Comparison of Prevalence Abundance and Diversity of Helminth Parasites in 1950 and 1998

A comparison of Figures 10 and 19 reveals that the prevalence values for parasites of trout of various age groups have changed dramatically between 1951 and 1998. Although C. metoecus was one of the most prevalent trout parasites in the 1950s both C. metoecus and C. farionis were conspicuous by their absence in the 1998 fish sample. With the exception of N. rutili the prevalence values for trout parasites in the sample taken in 1998 were less than the corresponding ones in the 1950 sample.

The community structure analysis of brown trout parasites (Table 14) also reveals that major changes had occurred between 1950 and 1998. Thus, species richness had declined from 8 to 5 and at the component population level N. rutili had replaced C. metoecus as the dominant parasite.
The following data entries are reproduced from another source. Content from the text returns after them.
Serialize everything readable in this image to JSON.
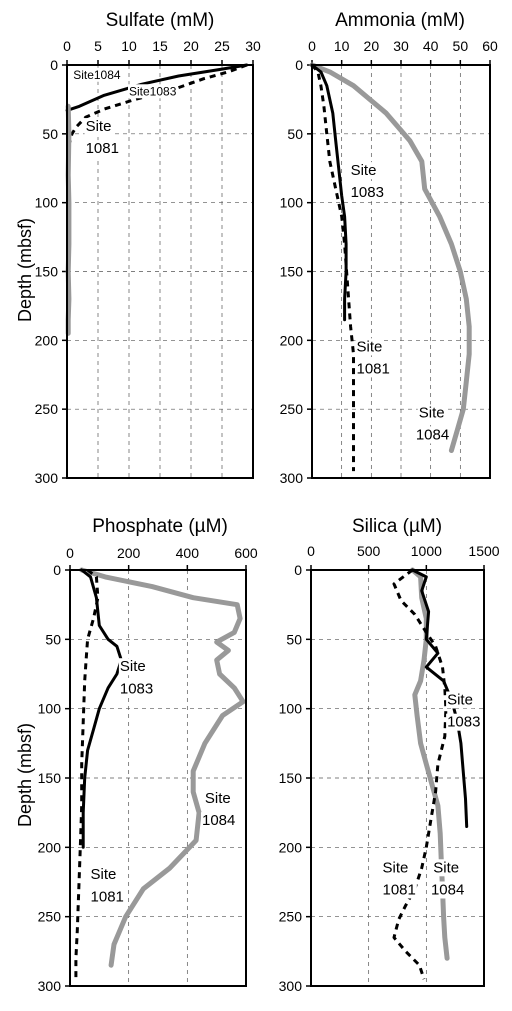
{
  "y_axis_label": "Depth (mbsf)",
  "chart_data": [
    {
      "type": "line",
      "title": "Sulfate (mM)",
      "xlim": [
        0,
        30
      ],
      "xticks": [
        "0",
        "5",
        "10",
        "15",
        "20",
        "25",
        "30"
      ],
      "ylim": [
        0,
        300
      ],
      "yticks": [
        "0",
        "50",
        "100",
        "150",
        "200",
        "250",
        "300"
      ],
      "ylabel": "Depth (mbsf)",
      "grid": true,
      "series": [
        {
          "name": "Site 1084",
          "color": "#000000",
          "style": "solid",
          "x": [
            29,
            25,
            18,
            12,
            6,
            2,
            0
          ],
          "y": [
            0,
            3,
            8,
            14,
            22,
            30,
            33
          ]
        },
        {
          "name": "Site1083",
          "color": "#000000",
          "style": "dashed",
          "x": [
            29,
            26,
            22,
            17,
            11,
            6,
            3,
            1.5,
            0.8,
            0.5,
            0.3,
            0.3
          ],
          "y": [
            0,
            5,
            10,
            18,
            25,
            32,
            38,
            45,
            50,
            55,
            58,
            62
          ]
        },
        {
          "name": "Site 1081",
          "color": "#999999",
          "style": "solid",
          "x": [
            0.2,
            0.3,
            0.2,
            0.3,
            0.3,
            0.2,
            0.3,
            0.2,
            0.2
          ],
          "y": [
            30,
            50,
            80,
            100,
            130,
            150,
            170,
            185,
            195
          ]
        }
      ],
      "annotations": [
        {
          "text": "Site1084",
          "x": 1,
          "y": 10
        },
        {
          "text": "Site1083",
          "x": 10,
          "y": 22
        },
        {
          "text": "Site",
          "x": 3,
          "y": 48
        },
        {
          "text": "1081",
          "x": 3,
          "y": 64
        }
      ]
    },
    {
      "type": "line",
      "title": "Ammonia (mM)",
      "xlim": [
        0,
        60
      ],
      "xticks": [
        "0",
        "10",
        "20",
        "30",
        "40",
        "50",
        "60"
      ],
      "ylim": [
        0,
        300
      ],
      "yticks": [
        "0",
        "50",
        "100",
        "150",
        "200",
        "250",
        "300"
      ],
      "grid": true,
      "series": [
        {
          "name": "Site 1084",
          "color": "#999999",
          "style": "solid",
          "x": [
            0,
            6,
            14,
            25,
            33,
            37,
            38,
            43,
            47,
            50,
            52,
            53,
            53,
            52,
            51,
            49,
            47
          ],
          "y": [
            0,
            5,
            15,
            35,
            55,
            70,
            90,
            110,
            130,
            150,
            170,
            190,
            210,
            230,
            250,
            265,
            280
          ]
        },
        {
          "name": "Site 1083",
          "color": "#000000",
          "style": "solid",
          "x": [
            0,
            3,
            5,
            7,
            8,
            9,
            10,
            11,
            11.5,
            11.5,
            11,
            11
          ],
          "y": [
            0,
            5,
            15,
            35,
            55,
            75,
            95,
            110,
            130,
            150,
            170,
            185
          ]
        },
        {
          "name": "Site 1081",
          "color": "#000000",
          "style": "dashed",
          "x": [
            0,
            2,
            3,
            4,
            5,
            6,
            8,
            10,
            11,
            12,
            13,
            14,
            14,
            14,
            14
          ],
          "y": [
            0,
            5,
            15,
            30,
            50,
            70,
            90,
            110,
            130,
            160,
            190,
            210,
            240,
            270,
            295
          ]
        }
      ],
      "annotations": [
        {
          "text": "Site",
          "x": 13,
          "y": 80
        },
        {
          "text": "1083",
          "x": 13,
          "y": 96
        },
        {
          "text": "Site",
          "x": 15,
          "y": 208
        },
        {
          "text": "1081",
          "x": 15,
          "y": 224
        },
        {
          "text": "Site",
          "x": 36,
          "y": 256
        },
        {
          "text": "1084",
          "x": 35,
          "y": 272
        }
      ]
    },
    {
      "type": "line",
      "title": "Phosphate (µM)",
      "xlim": [
        0,
        600
      ],
      "xticks": [
        "0",
        "200",
        "400",
        "600"
      ],
      "ylim": [
        0,
        300
      ],
      "yticks": [
        "0",
        "50",
        "100",
        "150",
        "200",
        "250",
        "300"
      ],
      "ylabel": "Depth (mbsf)",
      "grid": true,
      "series": [
        {
          "name": "Site 1084",
          "color": "#999999",
          "style": "solid",
          "x": [
            40,
            120,
            280,
            420,
            570,
            580,
            560,
            500,
            540,
            500,
            510,
            560,
            590,
            520,
            460,
            420,
            420,
            440,
            430,
            340,
            250,
            190,
            150,
            140
          ],
          "y": [
            0,
            5,
            12,
            20,
            25,
            35,
            45,
            52,
            58,
            65,
            75,
            85,
            95,
            105,
            125,
            145,
            160,
            175,
            195,
            215,
            230,
            250,
            270,
            285
          ]
        },
        {
          "name": "Site 1083",
          "color": "#000000",
          "style": "solid",
          "x": [
            40,
            70,
            90,
            100,
            130,
            160,
            175,
            160,
            130,
            100,
            80,
            60,
            50,
            45,
            45,
            45
          ],
          "y": [
            0,
            5,
            20,
            40,
            50,
            55,
            65,
            75,
            85,
            100,
            115,
            130,
            150,
            175,
            190,
            200
          ]
        },
        {
          "name": "Site 1081",
          "color": "#000000",
          "style": "dashed",
          "x": [
            60,
            90,
            95,
            80,
            60,
            55,
            50,
            45,
            40,
            40,
            35,
            30,
            25,
            20,
            20
          ],
          "y": [
            0,
            5,
            20,
            35,
            50,
            65,
            80,
            110,
            140,
            170,
            200,
            230,
            260,
            280,
            295
          ]
        }
      ],
      "annotations": [
        {
          "text": "Site",
          "x": 170,
          "y": 73
        },
        {
          "text": "1083",
          "x": 170,
          "y": 89
        },
        {
          "text": "Site",
          "x": 460,
          "y": 168
        },
        {
          "text": "1084",
          "x": 450,
          "y": 184
        },
        {
          "text": "Site",
          "x": 70,
          "y": 223
        },
        {
          "text": "1081",
          "x": 70,
          "y": 239
        }
      ]
    },
    {
      "type": "line",
      "title": "Silica (µM)",
      "xlim": [
        0,
        1500
      ],
      "xticks": [
        "0",
        "500",
        "1000",
        "1500"
      ],
      "ylim": [
        0,
        300
      ],
      "yticks": [
        "0",
        "50",
        "100",
        "150",
        "200",
        "250",
        "300"
      ],
      "grid": true,
      "series": [
        {
          "name": "Site 1084",
          "color": "#999999",
          "style": "solid",
          "x": [
            880,
            950,
            960,
            1000,
            1000,
            980,
            950,
            900,
            920,
            950,
            1000,
            1050,
            1100,
            1120,
            1130,
            1140,
            1150,
            1160,
            1180
          ],
          "y": [
            0,
            5,
            20,
            35,
            50,
            65,
            80,
            90,
            105,
            125,
            140,
            155,
            170,
            190,
            210,
            230,
            250,
            265,
            280
          ]
        },
        {
          "name": "Site 1083",
          "color": "#000000",
          "style": "solid",
          "x": [
            880,
            1000,
            960,
            1020,
            1000,
            1100,
            1000,
            1150,
            1200,
            1240,
            1270,
            1300,
            1320,
            1340,
            1350
          ],
          "y": [
            0,
            5,
            15,
            30,
            50,
            60,
            70,
            80,
            90,
            100,
            110,
            125,
            145,
            165,
            185
          ]
        },
        {
          "name": "Site 1081",
          "color": "#000000",
          "style": "dashed",
          "x": [
            880,
            720,
            780,
            900,
            1000,
            1080,
            1140,
            1160,
            1170,
            1160,
            1100,
            1080,
            1040,
            1000,
            960,
            900,
            820,
            760,
            720,
            820,
            940,
            980
          ],
          "y": [
            0,
            10,
            22,
            32,
            45,
            55,
            70,
            85,
            100,
            120,
            140,
            160,
            180,
            200,
            215,
            230,
            242,
            252,
            265,
            275,
            285,
            295
          ]
        }
      ],
      "annotations": [
        {
          "text": "Site",
          "x": 1180,
          "y": 97
        },
        {
          "text": "1083",
          "x": 1180,
          "y": 113
        },
        {
          "text": "Site",
          "x": 620,
          "y": 218
        },
        {
          "text": "1081",
          "x": 620,
          "y": 234
        },
        {
          "text": "Site",
          "x": 1060,
          "y": 218
        },
        {
          "text": "1084",
          "x": 1040,
          "y": 234
        }
      ]
    }
  ]
}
The various component population indices, including the Berger-Parker index, Simpson's diversity index, Brillouin's index, and the equitability index and the slope 'a' of the geometric series had all decreased. At the infrapopulation level (Table 14) the mean number of parasite species per fish and the maximum number of parasite species per fish had halved between 1950 and 1998. During 1998 the percentage values for fish with no parasite species or with one or two parasite species only were less than in 1950 whereas the converse was true for the percentage values for fish with three to six parasites only. These results were reflected in the mean Brillouin's indices for all fish and infected fish. The maximum Brillouin's index was also lower in 1998 than in 1950.